3.) Make explicit the differences between the municipal government and the school district review and intervention processes
4.) Set in place 12 review criteria
5.) Allow the governmental unit or school to be run by a "firm" rather than an "individual"
6.) Allow the Governor, after declaring a financial state of emergency, to "allow for appointment of emergency financial managers by the state treasurer or state school superintendent"
7.) Allow the state treasurer and state school superintendent to declare that a local government is in receivership, as they appoint an emergency financial manager
8.) Specifies that an emergency manager would be chosen on the basis of competence; need not be a resident of the local government; may be an individual or firm; and would serve at the pleasure of the state treasurer, with the concurrence of the state school superintendent
9.) Explicitly identify an emergency financial manager's extensive power and authority by listing 32 actions a manager may take, 16 of which are new
10.) Bust the unions - " Grant an appointed emergency financial manager the authority to abrogate existing labor contracts..."
11.) Remove local elected officials from office in financially distressed governments in receivership, and prohibit them from seeking office for 10 years
12.) Provide an explicit exit strategy to enable formerly struggling local governments to emerge from financial emergency status during which time local officials are prohibited from revising the emergency manager's two-year budget, labor contracts, or ordinances
13.) Suspend collective bargaining for up to five years in local governments placed in Receivership

Background:
Seven Michigan communities have had emergency financial managers appointed under Public Act 72 of 1990: Hamtramck (in 2000); Highland Park (in 2001); Flint (in 2002); Village of Three Oaks (in 2008); Ecorse (in 2009); Pontiac (in 2009); and Benton Harbor (in 2010). Additionally, a financial manager was appointed for the Detroit Public School District in 2009.

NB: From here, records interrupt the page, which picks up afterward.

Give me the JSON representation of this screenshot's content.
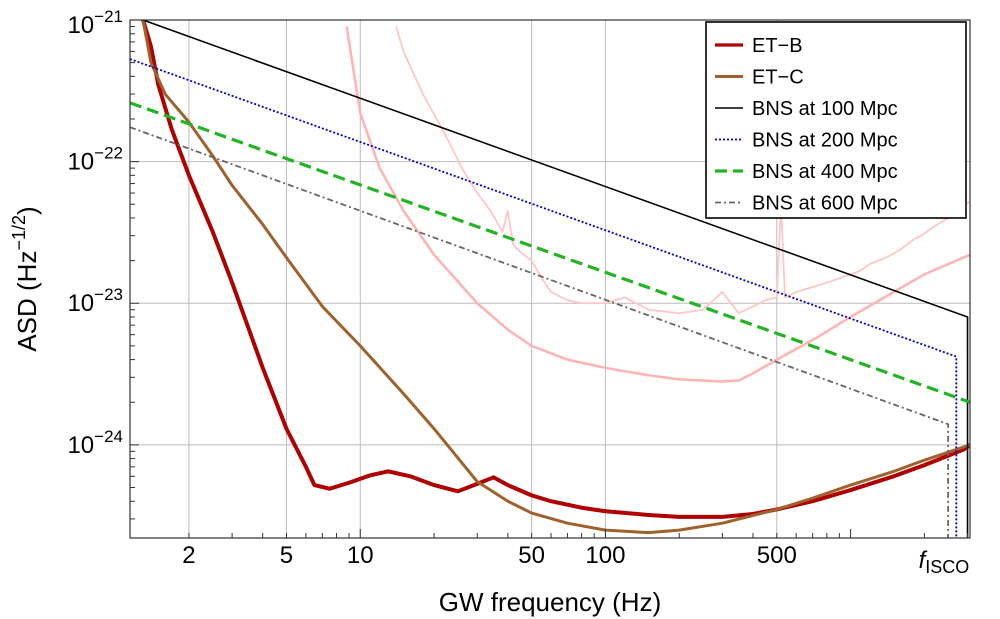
{
  "chart_data": {
    "type": "line",
    "title": "",
    "xlabel": "GW frequency (Hz)",
    "ylabel": "ASD (Hz",
    "ylabel_exp": "−1/2",
    "ylabel_end": ")",
    "xscale": "log",
    "yscale": "log",
    "xlim": [
      1.15,
      3070
    ],
    "ylim": [
      2.2e-25,
      1e-21
    ],
    "grid": true,
    "legend_position": "top-right",
    "x_ticks": [
      {
        "value": 2,
        "label": "2"
      },
      {
        "value": 5,
        "label": "5"
      },
      {
        "value": 10,
        "label": "10"
      },
      {
        "value": 50,
        "label": "50"
      },
      {
        "value": 100,
        "label": "100"
      },
      {
        "value": 500,
        "label": "500"
      }
    ],
    "x_special_label": {
      "value": 2900,
      "label": "f",
      "sub": "ISCO"
    },
    "y_ticks": [
      {
        "value": 1e-21,
        "base": "10",
        "exp": "−21"
      },
      {
        "value": 1e-22,
        "base": "10",
        "exp": "−22"
      },
      {
        "value": 1e-23,
        "base": "10",
        "exp": "−23"
      },
      {
        "value": 1e-24,
        "base": "10",
        "exp": "−24"
      }
    ],
    "series": [
      {
        "name": "ET−B",
        "color": "#b00000",
        "dash": "",
        "width": 4,
        "legend": true,
        "x": [
          1.3,
          1.4,
          1.5,
          1.7,
          2,
          2.5,
          3,
          4,
          5,
          6,
          6.5,
          7.5,
          9,
          11,
          13,
          16,
          20,
          25,
          30,
          35,
          40,
          50,
          60,
          80,
          100,
          150,
          200,
          300,
          400,
          500,
          700,
          1000,
          1500,
          2000,
          2900,
          3070
        ],
        "y": [
          1e-21,
          6.5e-22,
          3.5e-22,
          1.7e-22,
          8e-23,
          3.2e-23,
          1.4e-23,
          3.5e-24,
          1.3e-24,
          7e-25,
          5.2e-25,
          4.9e-25,
          5.4e-25,
          6.1e-25,
          6.5e-25,
          6e-25,
          5.2e-25,
          4.7e-25,
          5.3e-25,
          5.9e-25,
          5.2e-25,
          4.4e-25,
          4e-25,
          3.6e-25,
          3.4e-25,
          3.2e-25,
          3.1e-25,
          3.1e-25,
          3.25e-25,
          3.5e-25,
          4e-25,
          4.8e-25,
          6e-25,
          7.2e-25,
          9.3e-25,
          1e-24
        ]
      },
      {
        "name": "ET−C",
        "color": "#a0622d",
        "dash": "",
        "width": 3,
        "legend": true,
        "x": [
          1.3,
          1.4,
          1.6,
          2,
          2.5,
          3,
          4,
          5,
          7,
          10,
          15,
          20,
          30,
          40,
          50,
          70,
          100,
          150,
          200,
          300,
          500,
          700,
          1000,
          1500,
          2000,
          3070
        ],
        "y": [
          1e-21,
          5e-22,
          3e-22,
          1.9e-22,
          1.1e-22,
          6.8e-23,
          3.6e-23,
          2.1e-23,
          9.5e-24,
          5e-24,
          2.3e-24,
          1.3e-24,
          5.5e-25,
          4e-25,
          3.3e-25,
          2.8e-25,
          2.5e-25,
          2.4e-25,
          2.5e-25,
          2.8e-25,
          3.5e-25,
          4.2e-25,
          5.2e-25,
          6.5e-25,
          7.8e-25,
          1e-24
        ]
      },
      {
        "name": "BNS at 100 Mpc",
        "color": "#000000",
        "dash": "",
        "width": 1.6,
        "legend": true,
        "x": [
          1.3,
          3000,
          3000
        ],
        "y": [
          1e-21,
          8e-24,
          2.2e-25
        ]
      },
      {
        "name": "BNS at 200 Mpc",
        "color": "#0000cc",
        "dash": "2,2",
        "width": 1.8,
        "legend": true,
        "x": [
          1.15,
          2700,
          2700
        ],
        "y": [
          5.3e-22,
          4.2e-24,
          2.2e-25
        ]
      },
      {
        "name": "BNS at 400 Mpc",
        "color": "#22b422",
        "dash": "12,6",
        "width": 3.2,
        "legend": true,
        "x": [
          1.15,
          3070
        ],
        "y": [
          2.6e-22,
          2e-24
        ]
      },
      {
        "name": "BNS at 600 Mpc",
        "color": "#666666",
        "dash": "6,3,2,3",
        "width": 1.8,
        "legend": true,
        "x": [
          1.15,
          2500,
          2500
        ],
        "y": [
          1.75e-22,
          1.4e-24,
          2.2e-25
        ]
      },
      {
        "name": "",
        "color": "#ffb3b3",
        "dash": "",
        "width": 2.5,
        "legend": false,
        "x": [
          8.8,
          10,
          12,
          15,
          20,
          30,
          40,
          50,
          70,
          100,
          150,
          200,
          300,
          350,
          400,
          500,
          700,
          1000,
          1500,
          2000,
          3070
        ],
        "y": [
          9e-22,
          2.2e-22,
          9e-23,
          4.5e-23,
          2.2e-23,
          1e-23,
          6.5e-24,
          5e-24,
          4e-24,
          3.5e-24,
          3.1e-24,
          2.9e-24,
          2.8e-24,
          2.85e-24,
          3.2e-24,
          4e-24,
          5.5e-24,
          8e-24,
          1.2e-23,
          1.6e-23,
          2.2e-23
        ]
      },
      {
        "name": "",
        "color": "#ffc6c6",
        "dash": "",
        "width": 1.8,
        "legend": false,
        "x": [
          14,
          15,
          18,
          22,
          26,
          30,
          34,
          38,
          40,
          42,
          45,
          50,
          55,
          60,
          70,
          80,
          100,
          120,
          150,
          200,
          250,
          300,
          350,
          400,
          450,
          500,
          520,
          540,
          600,
          700,
          800,
          900,
          1000,
          1100,
          1200,
          1400,
          1600,
          1800,
          2000,
          2200,
          2500,
          2800,
          3070
        ],
        "y": [
          9e-22,
          6e-22,
          3e-22,
          1.6e-22,
          9e-23,
          6e-23,
          4.5e-23,
          3.2e-23,
          4.5e-23,
          2.6e-23,
          2.3e-23,
          2e-23,
          1.5e-23,
          1.2e-23,
          1.05e-23,
          1e-23,
          1e-23,
          1.1e-23,
          9e-24,
          8.5e-24,
          9e-24,
          1.2e-23,
          8.5e-24,
          9.5e-24,
          1.05e-23,
          1.1e-23,
          5e-23,
          1.1e-23,
          1.2e-23,
          1.3e-23,
          1.4e-23,
          1.5e-23,
          1.6e-23,
          1.7e-23,
          1.9e-23,
          2.1e-23,
          2.4e-23,
          2.8e-23,
          3.1e-23,
          3.5e-23,
          4e-23,
          4.8e-23,
          5.2e-23
        ]
      }
    ]
  }
}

Definitions. Under the bill, the term "municipal government" is defined to mean a city, village, township, charter township, county, an authority established by law, or a public utility owned by a city, village, township or county.

The term "school district" is defined to mean a school district, an intermediate school district, or a public school academy (customarily called a charter school.) The term "state financial authority" is defined to mean (1) for a municipal government, the state treasurer, (2) for a school district, the superintendent of public instruction.

A long technical list of conditions is spelled out. Among them the item that requires the unit that is designated as in "financial emergency" to foot the bill: Employ at the expense of the local government and with approval of the state treasurer or state school superintendent, auditors and other technical personnel. Further these state appointed firms, auditors, or technical personnel are to have the power to liquidate the assets of the school or municipal unit: Power to sell, lease, or otherwise use the unit(s) public assets.

This bill goes far down the path of state dictatorial power over local government. Who wrote this terrible legislation and what was their authentic intent or must we guess?